The brave teen spoke about her experience growing up in a home where domestic abuse was taking place, from age four to nine.

She said: "We're using it to teach people that it's not right and it doesn't have to be this way.

"There are people out there that can help you. We will never forget what happened, but we can always turn a negative into a positive."

This followed a welcome and introduction from council leader Sharon Taylor, who introduced the first guest speaker Nshorna Davis, founder of Mindfulness Support Service CIC.

Nshorna talked about her organisation, which she set up last year, and the services it provides to adults and children affected by domestic abuse, as well as mindfulness training for those who work in public services.

Brenda Evans and Jaqueline Barrick from For Baby's Sake - which comes under the Stefanou Foundation - next discussed their company's work with children on trauma management.

The organisation also offers a two-year programme working with families who are impacted as a result of harmful patterns of behaviour.

It also equips both parents to support the mental health and emotional development of their baby. The concept of play therapy - a way of helping children deal with their trauma having witnessed a parent being abused - was also discussed.
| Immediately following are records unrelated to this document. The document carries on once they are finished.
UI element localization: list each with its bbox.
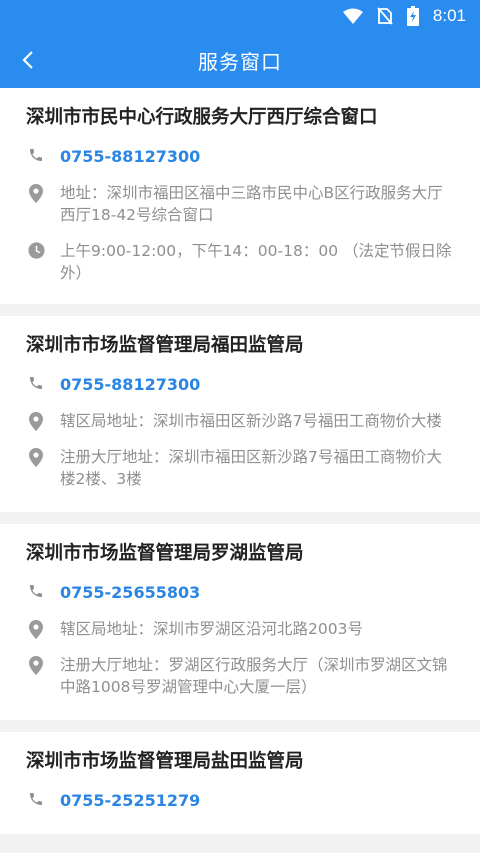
hours-row: 上午9:00-12:00，下午14：00-18：00 （法定节假日除外） bbox=[26, 240, 452, 284]
phone-number[interactable]: 0755-25251279 bbox=[60, 790, 200, 812]
address-text: 注册大厅地址：罗湖区行政服务大厅（深圳市罗湖区文锦中路1008号罗湖管理中心大厦… bbox=[60, 656, 448, 696]
address-row: 辖区局地址：深圳市福田区新沙路7号福田工商物价大楼 bbox=[26, 410, 452, 432]
location-icon bbox=[26, 410, 46, 431]
chevron-left-icon bbox=[22, 51, 33, 69]
phone-row[interactable]: 0755-88127300 bbox=[26, 146, 452, 168]
page-title: 服务窗口 bbox=[198, 49, 282, 74]
no-sim-icon bbox=[377, 7, 393, 25]
address-row: 注册大厅地址：深圳市福田区新沙路7号福田工商物价大楼2楼、3楼 bbox=[26, 446, 452, 490]
status-time: 8:01 bbox=[432, 6, 466, 25]
window-name: 深圳市市场监督管理局盐田监管局 bbox=[26, 751, 304, 772]
address-text: 辖区局地址：深圳市罗湖区沿河北路2003号 bbox=[60, 620, 363, 638]
battery-charging-icon bbox=[406, 6, 419, 26]
phone-number[interactable]: 0755-88127300 bbox=[60, 374, 200, 396]
window-card[interactable]: 深圳市市场监督管理局盐田监管局 0755-25251279 bbox=[0, 732, 480, 834]
back-button[interactable] bbox=[8, 40, 48, 80]
window-card[interactable]: 深圳市市民中心行政服务大厅西厅综合窗口 0755-88127300 地址：深圳市… bbox=[0, 88, 480, 304]
phone-icon bbox=[26, 374, 46, 391]
window-name: 深圳市市场监督管理局福田监管局 bbox=[26, 335, 304, 356]
phone-row[interactable]: 0755-88127300 bbox=[26, 374, 452, 396]
window-list[interactable]: 深圳市市民中心行政服务大厅西厅综合窗口 0755-88127300 地址：深圳市… bbox=[0, 88, 480, 853]
phone-icon bbox=[26, 790, 46, 807]
phone-row[interactable]: 0755-25251279 bbox=[26, 790, 452, 812]
window-card[interactable]: 深圳市市场监督管理局罗湖监管局 0755-25655803 辖区局地址：深圳市罗… bbox=[0, 524, 480, 720]
window-name: 深圳市市民中心行政服务大厅西厅综合窗口 bbox=[26, 107, 378, 128]
phone-number[interactable]: 0755-88127300 bbox=[60, 146, 200, 168]
address-text: 地址：深圳市福田区福中三路市民中心B区行政服务大厅西厅18-42号综合窗口 bbox=[60, 184, 443, 224]
location-icon bbox=[26, 618, 46, 639]
location-icon bbox=[26, 182, 46, 203]
address-text: 注册大厅地址：深圳市福田区新沙路7号福田工商物价大楼2楼、3楼 bbox=[60, 448, 442, 488]
phone-icon bbox=[26, 146, 46, 163]
address-row: 注册大厅地址：罗湖区行政服务大厅（深圳市罗湖区文锦中路1008号罗湖管理中心大厦… bbox=[26, 654, 452, 698]
phone-icon bbox=[26, 582, 46, 599]
address-row: 辖区局地址：深圳市罗湖区沿河北路2003号 bbox=[26, 618, 452, 640]
phone-number[interactable]: 0755-25655803 bbox=[60, 582, 200, 604]
status-bar: 8:01 bbox=[0, 0, 480, 32]
clock-icon bbox=[26, 240, 46, 259]
location-icon bbox=[26, 446, 46, 467]
app-bar: 服务窗口 bbox=[0, 32, 480, 88]
phone-row[interactable]: 0755-25655803 bbox=[26, 582, 452, 604]
hours-text: 上午9:00-12:00，下午14：00-18：00 （法定节假日除外） bbox=[60, 242, 452, 282]
window-name: 深圳市市场监督管理局罗湖监管局 bbox=[26, 543, 304, 564]
window-card[interactable]: 深圳市市场监督管理局福田监管局 0755-88127300 辖区局地址：深圳市福… bbox=[0, 316, 480, 512]
wifi-icon bbox=[342, 8, 363, 24]
location-icon bbox=[26, 654, 46, 675]
address-text: 辖区局地址：深圳市福田区新沙路7号福田工商物价大楼 bbox=[60, 412, 442, 430]
address-row: 地址：深圳市福田区福中三路市民中心B区行政服务大厅西厅18-42号综合窗口 bbox=[26, 182, 452, 226]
Stuart Coulden - a specialist working with adolescents and young adults on conflict resolution, as a preventative measure - talked about how missed developmental milestones in youth can lead to one not being able to express anger in a safe way, and his work with perpetrators.

Fay Maxted from The Survivor's Trust, who has worked in the field for 23 years, talked about counselling offered for all victims of sexual abuse or rape.

Sharon Taylor added: "Stevenage Against Domestic Abuse is a passion of mine. All of our team are trained to recognise the signs of domestic abuse.

"We've made huge drives forward, but still have a little work to do."

SADA is a support service run by Stevenage Borough Council, and available for residents living in North Herts, Welwyn Hatfield and East Herts.